O Ministério Público de Mato Grosso (MPMT) emitiu recomendações à Prefeitura de Tangará da Serra (MT) para que, no prazo de 15 dias, cumpra uma série de recomendações após relatos de que gestantes teriam de retornar para casa com dores por ausência de médicos plantonistas e outras acomodadas em locais inadequados em unidades de saúde do município.
Conforme documento assinado pela promotora de Justiça, Itâmara Guimarães Pinheiro, no dia 12, um inquérito civil apura possíveis falhas estruturais e funcionais na rede municipal de saúde, especialmente, na Unidade de Pronto Atendimento Ari Torres e no Hospital Municipal Arlete Daisy Cichetti de Brito.

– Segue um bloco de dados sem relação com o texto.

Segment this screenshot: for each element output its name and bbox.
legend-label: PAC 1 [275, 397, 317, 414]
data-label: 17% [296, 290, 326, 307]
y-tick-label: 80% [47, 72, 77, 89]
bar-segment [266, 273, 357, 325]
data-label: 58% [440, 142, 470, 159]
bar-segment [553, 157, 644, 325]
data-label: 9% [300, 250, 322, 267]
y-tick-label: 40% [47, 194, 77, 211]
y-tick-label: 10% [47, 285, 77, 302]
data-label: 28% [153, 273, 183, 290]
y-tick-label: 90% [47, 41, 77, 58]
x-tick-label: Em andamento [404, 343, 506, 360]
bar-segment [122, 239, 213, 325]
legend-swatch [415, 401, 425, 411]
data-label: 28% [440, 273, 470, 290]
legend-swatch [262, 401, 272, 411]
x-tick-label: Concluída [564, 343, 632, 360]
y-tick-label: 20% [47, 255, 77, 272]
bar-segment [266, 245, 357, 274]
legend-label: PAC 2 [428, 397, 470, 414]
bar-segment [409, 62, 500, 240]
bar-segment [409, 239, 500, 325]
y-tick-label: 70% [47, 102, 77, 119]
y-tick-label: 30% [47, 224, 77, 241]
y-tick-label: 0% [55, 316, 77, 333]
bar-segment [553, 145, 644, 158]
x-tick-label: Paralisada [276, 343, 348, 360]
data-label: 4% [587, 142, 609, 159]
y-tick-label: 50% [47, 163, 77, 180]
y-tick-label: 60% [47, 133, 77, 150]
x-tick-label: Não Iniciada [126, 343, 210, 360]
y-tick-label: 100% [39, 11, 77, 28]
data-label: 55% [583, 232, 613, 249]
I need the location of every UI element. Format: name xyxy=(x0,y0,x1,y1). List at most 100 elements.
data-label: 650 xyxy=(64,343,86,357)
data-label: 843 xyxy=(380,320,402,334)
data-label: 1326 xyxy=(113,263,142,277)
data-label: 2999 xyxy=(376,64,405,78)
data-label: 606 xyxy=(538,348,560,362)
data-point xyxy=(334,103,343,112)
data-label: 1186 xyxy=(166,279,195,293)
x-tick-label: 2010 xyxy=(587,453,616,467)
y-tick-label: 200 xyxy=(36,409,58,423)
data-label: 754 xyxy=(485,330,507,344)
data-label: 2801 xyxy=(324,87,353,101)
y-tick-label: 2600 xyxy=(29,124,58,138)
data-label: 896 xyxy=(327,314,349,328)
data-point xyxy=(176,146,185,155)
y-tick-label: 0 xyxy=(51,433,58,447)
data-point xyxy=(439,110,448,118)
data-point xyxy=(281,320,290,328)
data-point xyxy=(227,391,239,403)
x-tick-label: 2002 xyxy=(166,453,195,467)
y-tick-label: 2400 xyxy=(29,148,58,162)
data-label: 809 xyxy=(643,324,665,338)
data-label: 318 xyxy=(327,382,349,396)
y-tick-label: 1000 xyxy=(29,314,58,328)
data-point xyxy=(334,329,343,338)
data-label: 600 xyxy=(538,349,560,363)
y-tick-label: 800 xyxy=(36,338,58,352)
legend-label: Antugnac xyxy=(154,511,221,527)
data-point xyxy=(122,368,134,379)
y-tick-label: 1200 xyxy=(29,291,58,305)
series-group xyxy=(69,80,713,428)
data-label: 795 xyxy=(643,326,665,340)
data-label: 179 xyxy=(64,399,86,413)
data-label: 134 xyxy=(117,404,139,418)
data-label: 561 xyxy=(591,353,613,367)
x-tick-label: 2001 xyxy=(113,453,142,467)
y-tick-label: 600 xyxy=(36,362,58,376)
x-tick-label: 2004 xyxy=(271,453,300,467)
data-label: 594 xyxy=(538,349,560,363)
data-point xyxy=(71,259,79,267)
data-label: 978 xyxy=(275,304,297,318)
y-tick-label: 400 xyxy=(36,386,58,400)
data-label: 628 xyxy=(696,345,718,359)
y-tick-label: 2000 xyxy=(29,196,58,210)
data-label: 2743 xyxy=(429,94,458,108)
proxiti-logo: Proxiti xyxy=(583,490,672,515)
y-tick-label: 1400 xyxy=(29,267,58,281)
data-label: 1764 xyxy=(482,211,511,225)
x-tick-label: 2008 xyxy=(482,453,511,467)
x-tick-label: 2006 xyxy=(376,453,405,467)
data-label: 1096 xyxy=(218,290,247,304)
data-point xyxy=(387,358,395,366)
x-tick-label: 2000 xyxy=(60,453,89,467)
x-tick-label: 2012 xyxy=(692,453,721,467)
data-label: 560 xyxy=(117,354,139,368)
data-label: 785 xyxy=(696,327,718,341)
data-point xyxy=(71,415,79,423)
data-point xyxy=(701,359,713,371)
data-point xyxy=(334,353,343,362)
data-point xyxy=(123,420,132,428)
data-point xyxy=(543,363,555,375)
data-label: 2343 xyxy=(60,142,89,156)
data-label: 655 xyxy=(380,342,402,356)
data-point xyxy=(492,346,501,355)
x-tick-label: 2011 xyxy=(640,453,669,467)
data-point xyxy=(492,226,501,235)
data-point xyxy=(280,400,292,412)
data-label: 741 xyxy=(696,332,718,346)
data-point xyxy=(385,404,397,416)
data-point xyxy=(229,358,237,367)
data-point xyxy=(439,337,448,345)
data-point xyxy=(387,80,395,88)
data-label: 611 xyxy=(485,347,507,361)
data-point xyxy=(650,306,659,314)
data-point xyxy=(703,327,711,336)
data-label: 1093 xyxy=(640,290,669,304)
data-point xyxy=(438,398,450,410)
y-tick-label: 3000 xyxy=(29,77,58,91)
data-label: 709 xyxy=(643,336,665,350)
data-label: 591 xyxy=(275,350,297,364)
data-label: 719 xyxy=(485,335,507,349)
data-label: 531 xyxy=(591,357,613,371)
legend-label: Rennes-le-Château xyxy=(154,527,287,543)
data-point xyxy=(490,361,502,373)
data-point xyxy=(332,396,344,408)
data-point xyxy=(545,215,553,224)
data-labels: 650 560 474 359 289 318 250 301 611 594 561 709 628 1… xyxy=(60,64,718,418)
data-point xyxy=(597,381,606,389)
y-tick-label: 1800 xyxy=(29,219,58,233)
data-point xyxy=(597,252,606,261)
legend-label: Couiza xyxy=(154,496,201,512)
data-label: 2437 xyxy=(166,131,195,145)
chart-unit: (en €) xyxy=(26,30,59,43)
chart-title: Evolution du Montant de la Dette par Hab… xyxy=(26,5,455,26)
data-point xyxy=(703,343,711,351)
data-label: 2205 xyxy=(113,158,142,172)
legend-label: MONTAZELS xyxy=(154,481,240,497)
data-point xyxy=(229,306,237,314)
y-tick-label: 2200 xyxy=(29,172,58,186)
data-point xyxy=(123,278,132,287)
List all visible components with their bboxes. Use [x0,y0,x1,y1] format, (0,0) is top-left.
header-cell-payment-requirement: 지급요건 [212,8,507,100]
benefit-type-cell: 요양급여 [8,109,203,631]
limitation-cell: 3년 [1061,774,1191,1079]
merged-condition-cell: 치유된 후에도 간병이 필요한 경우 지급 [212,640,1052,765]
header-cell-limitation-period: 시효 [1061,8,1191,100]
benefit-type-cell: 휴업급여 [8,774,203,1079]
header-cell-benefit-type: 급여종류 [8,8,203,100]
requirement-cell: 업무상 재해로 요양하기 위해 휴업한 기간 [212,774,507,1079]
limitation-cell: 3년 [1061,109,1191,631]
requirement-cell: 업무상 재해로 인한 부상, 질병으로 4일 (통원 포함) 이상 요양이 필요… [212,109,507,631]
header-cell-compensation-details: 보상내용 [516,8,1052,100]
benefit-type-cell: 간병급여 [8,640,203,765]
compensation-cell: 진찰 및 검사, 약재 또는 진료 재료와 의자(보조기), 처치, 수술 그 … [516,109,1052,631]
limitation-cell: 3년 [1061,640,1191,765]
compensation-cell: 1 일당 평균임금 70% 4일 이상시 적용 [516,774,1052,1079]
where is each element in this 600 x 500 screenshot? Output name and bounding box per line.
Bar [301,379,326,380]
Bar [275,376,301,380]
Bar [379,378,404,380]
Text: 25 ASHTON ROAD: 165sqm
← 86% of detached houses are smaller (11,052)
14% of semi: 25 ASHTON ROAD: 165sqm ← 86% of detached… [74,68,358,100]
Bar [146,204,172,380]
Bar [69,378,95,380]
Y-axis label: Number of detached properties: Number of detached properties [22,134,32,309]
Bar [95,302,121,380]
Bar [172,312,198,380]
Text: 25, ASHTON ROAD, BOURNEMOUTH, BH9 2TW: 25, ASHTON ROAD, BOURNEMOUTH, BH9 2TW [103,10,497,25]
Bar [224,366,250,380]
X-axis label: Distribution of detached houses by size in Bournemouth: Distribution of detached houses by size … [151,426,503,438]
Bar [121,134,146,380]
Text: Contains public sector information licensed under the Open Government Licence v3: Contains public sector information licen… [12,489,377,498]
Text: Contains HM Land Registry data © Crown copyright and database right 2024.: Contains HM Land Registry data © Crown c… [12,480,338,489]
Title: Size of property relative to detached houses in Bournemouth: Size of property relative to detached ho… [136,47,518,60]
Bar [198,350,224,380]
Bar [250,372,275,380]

Segundo relatos de mulheres grávidas e familiares, o tratamento dado às pacientes seria grosseiro e com orientações de retornarem para casa sob a justificativa de ausência de médico especialista disponível, mesmo com dor e gravidez de risco.
Conforme um dos relatos documentados, uma gestante cujo bebê apresentava alteração nos batimentos cardíacos e na oxigenação foi dispensada duas vezes, tendo de ser encaminhada para procedimento cirúrgico em outro município.
Uma inspeção realizada nos dias 17 e 23 de abril deste ano confirmou que os médicos das especialidades de obstetrícia e pediatria atuam em regime de sobreaviso, comparecendo às unidades apenas quando acionados, mesmo que o atendimento a gestantes e parturientes seja considerado imprevisível e urgente.
Além disso, não haveria local adequado e reservado para a permanência de gestantes em trabalho de parto, bem como acomodação em espaços improvisados ou impróprios, o que, segundo o Ministério Público, vulnera a dignidade da pessoa humana e a segurança assistencial da mãe e do recém-nascido.
Diante disso o MPMT recomendou que o município, o prefeito, a Secretária Municipal de Saúde e a
direção do Complexo Hospitalar para que assegurem o acolhimento humanizado das gestantes, sendo vedado qualquer tratamento grosseiro ou negligente por parte dos profissionais de saúde.
Deve ser determinado ainda que médicos plantonistas permaneçam fisicamente nas unidades de saúde durante todo o período de plantão, e que especialistas em regime de sobreaviso, em especial os das áreas de obstetrícia e pediatria, compareçam às unidades em tempo hábil e compatível com a urgência do quadro clínico apresentado.
Deve ser disponibilizar também local adequado, reservado e seguro para a acomodação e a permanência de gestantes em trabalho de parto, sendo vedada a acomodação em corredores ou espaços improvisados.
Foi fixado o prazo de 15 dias, para que a gestão municipal informe por meio escrito e documentado a promotoria se as recomendações foram acatadas e cumpridas. Em caso de descumprimento, serão tomadas medidas judiciais e até possível responsabilização dos gestores.
Outro lado
O Primeira Página entrou em contato com a assessoria da Prefeitura de Tangará da Serra para verificar quais medidas tem sido adotadas para atender às recomendações do MPMT, visto que o prazo determinado é este sábado (27). Até o momento não houve retorno. Espaço segue aberto para manifestações e posicionamento.